Mrs. Hiltz’s forehead wrinkles up like a sheet kicked down to the bottom of the bed. “Why? Where’s Andrea? Why is she not going with you? I’m sure your constituents are more interested in speaking with your lovely young fiancée than with an old woman like me.”
“Two things, M
other. Unless you popped the question, Andrea’s not my fiancée. She’s just a friend. You know that perfectly well. As for tomorrow, she’s not coming because she’s got her own meeting to go to. Not that it matters…I’d prefer to take you anyway.”
Mrs. Hiltz rolls her eyes but you can see a smile back there too.
“Well then, since you insist…I’d love to, dear! Now why don’t you get going? Pour yourself a nice bath.”
“Yes, Mummy. And I’ll be sure to wash behind my ears too.” He stands up and leans over to kiss her goodbye.
She turns her face away in disgust.
He goes, “Ha! Fooled ya!” and steals her pork chop while she’s not looking. He jumps out of her way before she can grab it back. He waves it by the bone, takes a big bite and, with his mouth still full, says to me, “So long, Junior. Don’t let her bully you the way she bullies me!”
“I do apologize,” Mrs. Hiltz says after the door closes behind him. “Now where were we before we were so rudely interrupted?”
I don’t want to go back to talking about my family. It’s too dangerous. I decide to focus on her favourite subject instead. I say, “So does Percy play a lot of hockey?”
“Some,” she says.
I go, “Did he play in high school?” I’m getting an idea.
She’s just put a small bite of mashed potatoes in her mouth, so she only nods.
I say, “He wasn’t on that team that won the big championship, was he?”
She swallows. “Uh…yes. I believe he was…How do you know about that?”
“Oh, I just stumbled on it. Part of my research. I’d love to have a chance to talk to him about the team and, uh, life for young people in Port Minton back then. It must have been a big deal to be on that hockey team.”
“Well. Yes. It was, I suppose, but that was a long time ago. Now what did you say your mother did again?”
I decide on marriage counsellor and just go with it. I make some stuff up and then turn the conversation back to where I want it to go. I ask her if she knows Albert Ingram.
She smiles. “Of course. It would be impossible to live in Port Minton and not know Albert! What might your interest in him be?”
I’ve had enough of this. I just want to cut to the chase. “Well, to tell you the truth, I’m actually interested in Rosie Ingram. She’s his daughter, isn’t she?”
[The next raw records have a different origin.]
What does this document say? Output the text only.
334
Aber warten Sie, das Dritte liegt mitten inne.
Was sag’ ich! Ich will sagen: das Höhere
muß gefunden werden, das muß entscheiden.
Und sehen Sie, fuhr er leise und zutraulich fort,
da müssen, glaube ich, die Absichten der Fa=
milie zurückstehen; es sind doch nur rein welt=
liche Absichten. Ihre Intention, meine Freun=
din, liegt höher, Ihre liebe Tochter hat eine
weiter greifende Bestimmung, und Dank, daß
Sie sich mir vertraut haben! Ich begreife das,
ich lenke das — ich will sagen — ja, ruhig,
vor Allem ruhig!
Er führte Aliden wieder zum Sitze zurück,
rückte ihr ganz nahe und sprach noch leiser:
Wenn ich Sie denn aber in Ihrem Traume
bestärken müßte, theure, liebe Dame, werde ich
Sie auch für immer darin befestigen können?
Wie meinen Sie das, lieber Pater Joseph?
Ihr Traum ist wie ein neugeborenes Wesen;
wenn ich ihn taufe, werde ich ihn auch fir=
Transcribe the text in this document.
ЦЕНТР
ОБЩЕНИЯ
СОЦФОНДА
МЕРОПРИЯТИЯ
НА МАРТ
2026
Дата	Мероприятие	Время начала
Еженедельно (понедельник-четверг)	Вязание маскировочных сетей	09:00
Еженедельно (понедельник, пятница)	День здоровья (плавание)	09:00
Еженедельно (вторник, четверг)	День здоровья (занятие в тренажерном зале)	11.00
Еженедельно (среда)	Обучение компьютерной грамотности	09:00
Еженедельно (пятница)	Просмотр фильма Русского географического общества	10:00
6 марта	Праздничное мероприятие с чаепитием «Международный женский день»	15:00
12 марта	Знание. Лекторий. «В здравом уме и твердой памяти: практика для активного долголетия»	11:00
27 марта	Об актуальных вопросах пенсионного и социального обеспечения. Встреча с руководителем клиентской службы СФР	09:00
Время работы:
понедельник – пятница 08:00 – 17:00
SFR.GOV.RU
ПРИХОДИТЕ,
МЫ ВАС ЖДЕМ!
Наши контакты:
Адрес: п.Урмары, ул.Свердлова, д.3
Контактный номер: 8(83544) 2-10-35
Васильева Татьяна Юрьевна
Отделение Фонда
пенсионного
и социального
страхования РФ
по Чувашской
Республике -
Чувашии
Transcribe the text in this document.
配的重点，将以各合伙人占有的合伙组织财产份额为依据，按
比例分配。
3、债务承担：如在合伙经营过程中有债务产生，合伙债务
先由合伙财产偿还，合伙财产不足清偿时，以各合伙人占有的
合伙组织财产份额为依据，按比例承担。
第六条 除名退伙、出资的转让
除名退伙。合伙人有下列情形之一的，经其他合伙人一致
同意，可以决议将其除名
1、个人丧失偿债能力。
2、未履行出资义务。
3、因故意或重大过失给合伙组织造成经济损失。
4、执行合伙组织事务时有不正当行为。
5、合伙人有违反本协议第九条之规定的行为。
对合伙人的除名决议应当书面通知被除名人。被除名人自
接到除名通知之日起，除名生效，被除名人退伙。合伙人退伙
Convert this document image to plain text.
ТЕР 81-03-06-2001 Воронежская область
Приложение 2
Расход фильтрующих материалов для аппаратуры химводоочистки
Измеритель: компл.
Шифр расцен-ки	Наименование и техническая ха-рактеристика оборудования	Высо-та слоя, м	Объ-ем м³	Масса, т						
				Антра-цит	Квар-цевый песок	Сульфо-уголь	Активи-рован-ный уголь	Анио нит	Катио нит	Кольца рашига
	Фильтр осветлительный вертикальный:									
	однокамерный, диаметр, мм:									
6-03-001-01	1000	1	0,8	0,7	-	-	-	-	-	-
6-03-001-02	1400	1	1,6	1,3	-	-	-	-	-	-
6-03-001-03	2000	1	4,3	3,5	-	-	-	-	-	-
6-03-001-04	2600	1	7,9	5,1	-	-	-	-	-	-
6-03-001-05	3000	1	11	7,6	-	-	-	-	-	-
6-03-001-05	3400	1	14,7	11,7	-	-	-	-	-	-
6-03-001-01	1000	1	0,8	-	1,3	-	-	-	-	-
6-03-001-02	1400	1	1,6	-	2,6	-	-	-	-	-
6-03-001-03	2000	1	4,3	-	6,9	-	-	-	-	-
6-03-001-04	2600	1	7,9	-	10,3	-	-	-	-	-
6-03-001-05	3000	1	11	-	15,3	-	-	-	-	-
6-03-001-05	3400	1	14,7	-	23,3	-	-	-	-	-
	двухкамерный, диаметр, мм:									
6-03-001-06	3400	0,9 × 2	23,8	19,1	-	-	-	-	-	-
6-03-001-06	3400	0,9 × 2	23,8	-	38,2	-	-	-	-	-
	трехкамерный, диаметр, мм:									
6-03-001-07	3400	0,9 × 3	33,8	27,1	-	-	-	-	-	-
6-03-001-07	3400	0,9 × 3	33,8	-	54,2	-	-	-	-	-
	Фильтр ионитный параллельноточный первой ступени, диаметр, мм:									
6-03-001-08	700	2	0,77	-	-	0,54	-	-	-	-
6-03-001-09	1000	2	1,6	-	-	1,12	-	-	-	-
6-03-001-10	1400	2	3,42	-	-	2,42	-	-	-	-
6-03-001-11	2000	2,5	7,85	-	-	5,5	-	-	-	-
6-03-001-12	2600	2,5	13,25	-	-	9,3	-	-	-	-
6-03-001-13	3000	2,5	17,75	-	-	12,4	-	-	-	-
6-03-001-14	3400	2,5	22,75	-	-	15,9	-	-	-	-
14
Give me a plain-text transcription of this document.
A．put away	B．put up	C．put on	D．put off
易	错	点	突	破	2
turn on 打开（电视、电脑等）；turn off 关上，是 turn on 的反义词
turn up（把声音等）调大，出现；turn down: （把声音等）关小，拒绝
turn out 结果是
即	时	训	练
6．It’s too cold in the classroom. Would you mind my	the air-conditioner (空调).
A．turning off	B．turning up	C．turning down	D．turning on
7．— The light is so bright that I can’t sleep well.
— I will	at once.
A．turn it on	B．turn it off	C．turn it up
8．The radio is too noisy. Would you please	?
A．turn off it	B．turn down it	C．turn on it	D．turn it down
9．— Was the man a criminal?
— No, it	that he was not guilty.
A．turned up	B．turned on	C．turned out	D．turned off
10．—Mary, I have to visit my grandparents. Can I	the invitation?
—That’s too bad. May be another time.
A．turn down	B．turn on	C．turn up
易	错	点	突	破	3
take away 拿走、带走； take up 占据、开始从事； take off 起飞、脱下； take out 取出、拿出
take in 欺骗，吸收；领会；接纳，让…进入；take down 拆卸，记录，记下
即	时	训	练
Mrs. Hiltz nods, then suddenly brings her hand up to her forehead. She’s gone really pale. “I’m terribly sorry, dear, but I’m afraid I’m going to have to excuse myself. I’m having one of my little spells.”
That kind of freaks me out. “Do you want me to call Percy?”
She waves that away. “No, no, no! I’m fine. It’s nothing more than old age, dear. I just need to lie down. Leave the dishes. Velma will be by in the morning to look after them.”
Within five minutes, we’ve both limped off to our own rooms.
I brush my teeth, looking at my puffy face as little as possible, and climb into bed, still thinking. Mrs. Hiltz knows the Ingrams. If she’s feeling better tomorrow, I’ll ask her about Rosie.
I’ve got the feeling I’m on to something.
44
Thursday, 2 a.m.
Mimi: The Magazine
Fabulous for any figure: today’s best swimsuits! Your dream analysis guide. And “Living in Glass Houses: Learning to Curb your Criticism.” On newsstands now!
Levi and I are swimming at the beach. It’s a beautiful day. It’s so warm out I don’t even mind the freezing water. I actually kind of like it. My skin feels all tight and sort of tingly. It sounds corny but it makes me feel alive. This must be what those breath-freshener commercials are talking about.
I’m wearing a black bikini I saw in a store window. It’s not really revealing or anything but it’s better than that bright red bathing suit Anita packed for me. I’ve lost weight since I came here. My hips are still no doubt huge but my belly’s flatter. I look all right. Levi seems to think so anyway.
He stands up in the water and slicks his hair back with both hands. He’s really tanned but the undersides of his arms are white. He sees me over by the boulder and dives toward me. He’s under so long I’m starting to worry about him. He finally pops up right in front of me. I jump. He laughs.
He puts his arms around me and says, “You have no idea what you do to me.”
He closes his eyes and leans toward me—There’s this huge smash and I wake up screaming.
I fly out of bed. My eyes dart around, looking for the robber, the bomb, the runaway vehicle, whatever. For a second I have no idea where I am—then I feel the pain shooting up my leg. I remember the accident and the doctor and, right before I stop screaming, Mrs. Hiltz.
I turn on the light and try to process what just happened. I feel a breeze. I pull back the drapes. Glass tinkles down. The window is totally smashed. All I can think is I’m in so much trouble. There’s a brick on the floor with a piece of paper tied to it. My heart thuds. Someone’s after me—again.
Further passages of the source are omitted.